6. James Fauntleroy — “Take Me There”
A personal “friend in my head,” James Fauntleroy is the mastermind behind your favorite songs sung by Frank Ocean, Bruno Mars, and Rihanna. Oh, did I forget to mention King Bey? “Take Me There” is the demo track the Grammy Award-winning songwriter and producer co-wrote which ended up becoming “Part II (On the Run),” a spiritual successor to The Carters’ “‘03 Bonnie & Clyde.” If you don’t know about this guy, listen to his versions of “James Joint” and “Fertilizer”.
7. Troy Kingi — “Caught in the Rain”
“Troy Kingi is another Maori brother from Aotearoa,” Mara shares about the 2020 Taite Music Prize winner. “Caught in the Rain,” a dope ditty from The Ghost Of Freddie Cesar, was inspired by 70’s soul king Shuggie Otis. “Kingi’s whole catalogue is dope. He is one of my favorite songwriters here and definitely worth a listen.”
8. H.E.R. — “Damages”
It goes without saying H.E.R.’s talent with the pen and pad are beyond legend. “Damages,” her emotionally charged, love-centric smash hit, still gets the body swaying whenever it comes on. Her solid songwriting is ever-present and authentic, making H.E.R. the leader of a new school of writers that will take Black music to another level.
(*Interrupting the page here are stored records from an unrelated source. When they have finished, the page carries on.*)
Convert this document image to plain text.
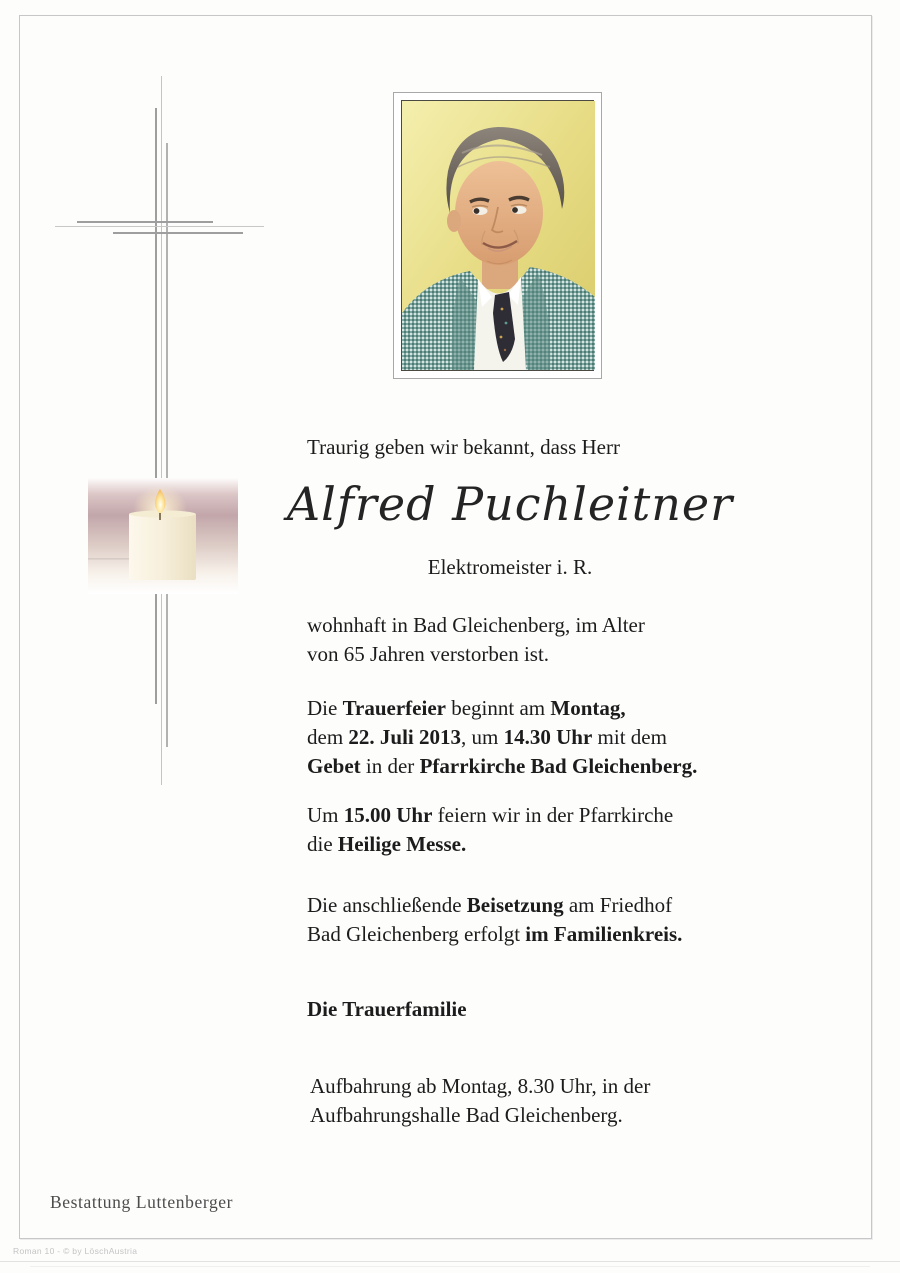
Traurig geben wir bekannt, dass Herr
Alfred Puchleitner
Elektromeister i. R.
wohnhaft in Bad Gleichenberg, im Alter
von 65 Jahren verstorben ist.
Die Trauerfeier beginnt am Montag,
dem 22. Juli 2013, um 14.30 Uhr mit dem
Gebet in der Pfarrkirche Bad Gleichenberg.
Um 15.00 Uhr feiern wir in der Pfarrkirche
die Heilige Messe.
Die anschließende Beisetzung am Friedhof
Bad Gleichenberg erfolgt im Familienkreis.
Die Trauerfamilie
Aufbahrung ab Montag, 8.30 Uhr, in der
Aufbahrungshalle Bad Gleichenberg.
Bestattung Luttenberger
Roman 10 - © by LöschAustria
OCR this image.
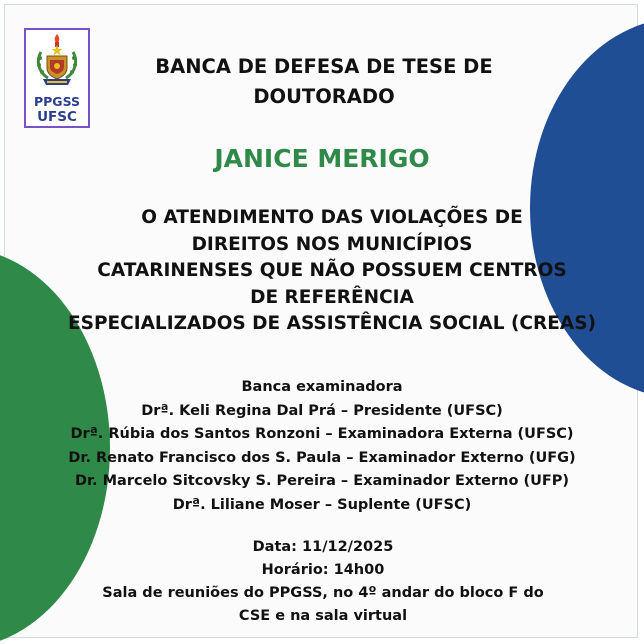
PPGSS
UFSC
BANCA DE DEFESA DE TESE DE
DOUTORADO
JANICE MERIGO
O ATENDIMENTO DAS VIOLAÇÕES DE
DIREITOS NOS MUNICÍPIOS
CATARINENSES QUE NÃO POSSUEM CENTROS
DE REFERÊNCIA
ESPECIALIZADOS DE ASSISTÊNCIA SOCIAL (CREAS)
Banca examinadora
Drª. Keli Regina Dal Prá – Presidente (UFSC)
Drª. Rúbia dos Santos Ronzoni – Examinadora Externa (UFSC)
Dr. Renato Francisco dos S. Paula – Examinador Externo (UFG)
Dr. Marcelo Sitcovsky S. Pereira – Examinador Externo (UFP)
Drª. Liliane Moser – Suplente (UFSC)
Data: 11/12/2025
Horário: 14h00
Sala de reuniões do PPGSS, no 4º andar do bloco F do
CSE e na sala virtual
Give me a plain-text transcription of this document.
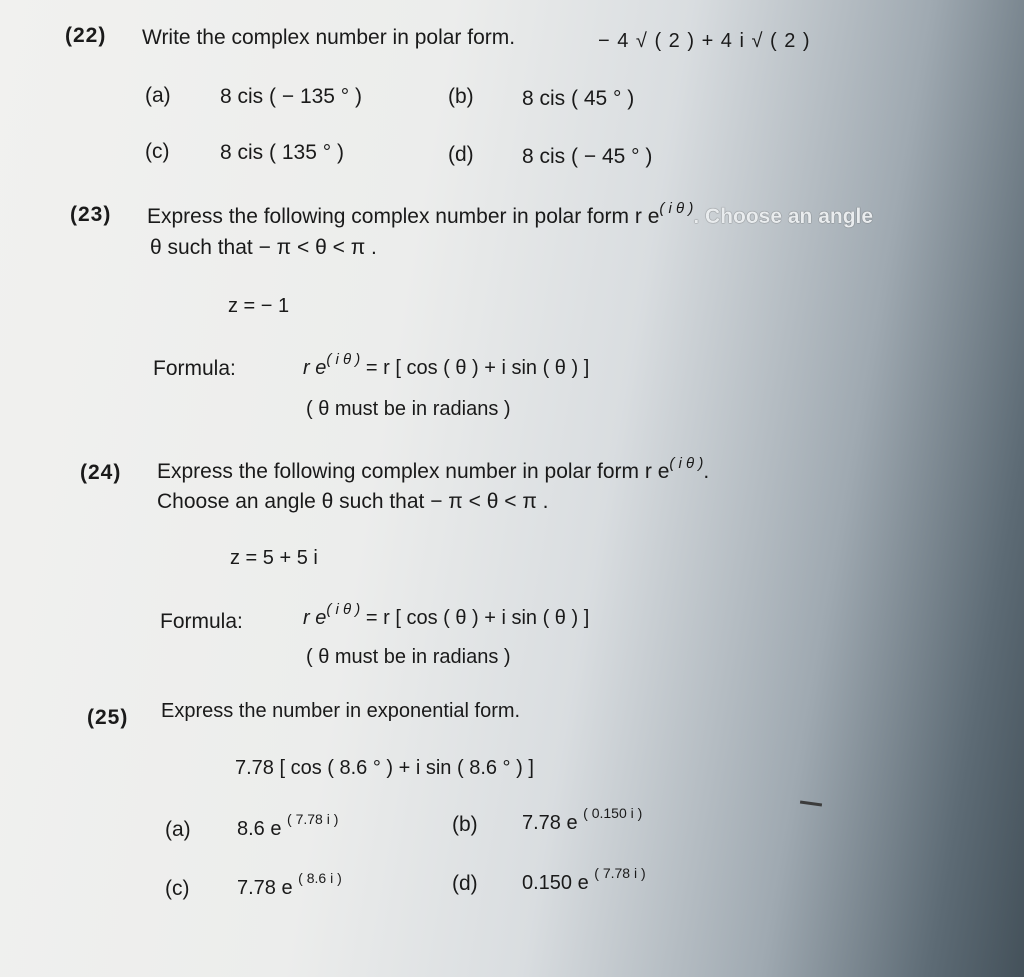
(22) Write the complex number in polar form.	− 4 √ ( 2 ) + 4 i √ ( 2 )
(a) 8 cis ( − 135 ° )	(b) 8 cis ( 45 ° )
(c) 8 cis ( 135 ° )	(d) 8 cis ( − 45 ° )
(23) Express the following complex number in polar form r $e^{( i \theta )}$. Choose an angle
θ such that − π < θ < π .
z = − 1
Formula:	r $e^{( i \theta )} = r$ [ cos ( θ ) + i sin ( θ ) ]
( θ must be in radians )
(24) Express the following complex number in polar form r $e^{( i \theta )}$.
Choose an angle θ such that − π < θ < π .
z = 5 + 5 i
Formula:	r $e^{( i \theta )} = r$ [ cos ( θ ) + i sin ( θ ) ]
( θ must be in radians )
(25) Express the number in exponential form.
7.78 [ cos ( 8.6 ° ) + i sin ( 8.6 ° ) ]
(a) 8.6 e $^{( 7.78 i )}$	(b) 7.78 e $^{( 0.150 i )}$
(c) 7.78 e $^{( 8.6 i )}$	(d) 0.150 e $^{( 7.78 i )}$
9. Eno x Dirty — “GETURSELF2GETHA”
Producer Eden Jouaval (Eno) and rapper Manu Walters (Dirty) met at Ponsonby intermediate, but never lost the edge to speak truth to power. Straight from Grey Lynn, the New Zealand duo of Eno x Dirty have gained a hoard of supporters thanks to their gritty-rap sensibilities.
“Good god, if anyone had told me that Trump would have supporters in NZ from the poor brown community, I would’ve laughed,” Mara says. “This song talks about the rise of white supremacy in NZ and reminds our own community to not believe every preacher-type they see on YouTube!”
10. Ty Dolla $ign — “BOSS”
Nate Dogg controversy aside, Ty Dolla $ign is one of the hardest working songwriters out right now. His words have been sung and rapped by everyone from Christina Aguilera to Kanye West and Drake. When Beyoncé and Jay-Z dropped their first collaborative album, Everything is Love, the L.A. hit-makers’ “BOSS” reference track found its way online just a few days after Migos’ “Apeshit” did too.
The amount of creativity that flows from Ty Dolla and these other songwriters looks to power 2021, too, so dive into their respective discographies and enjoy the audio adventures.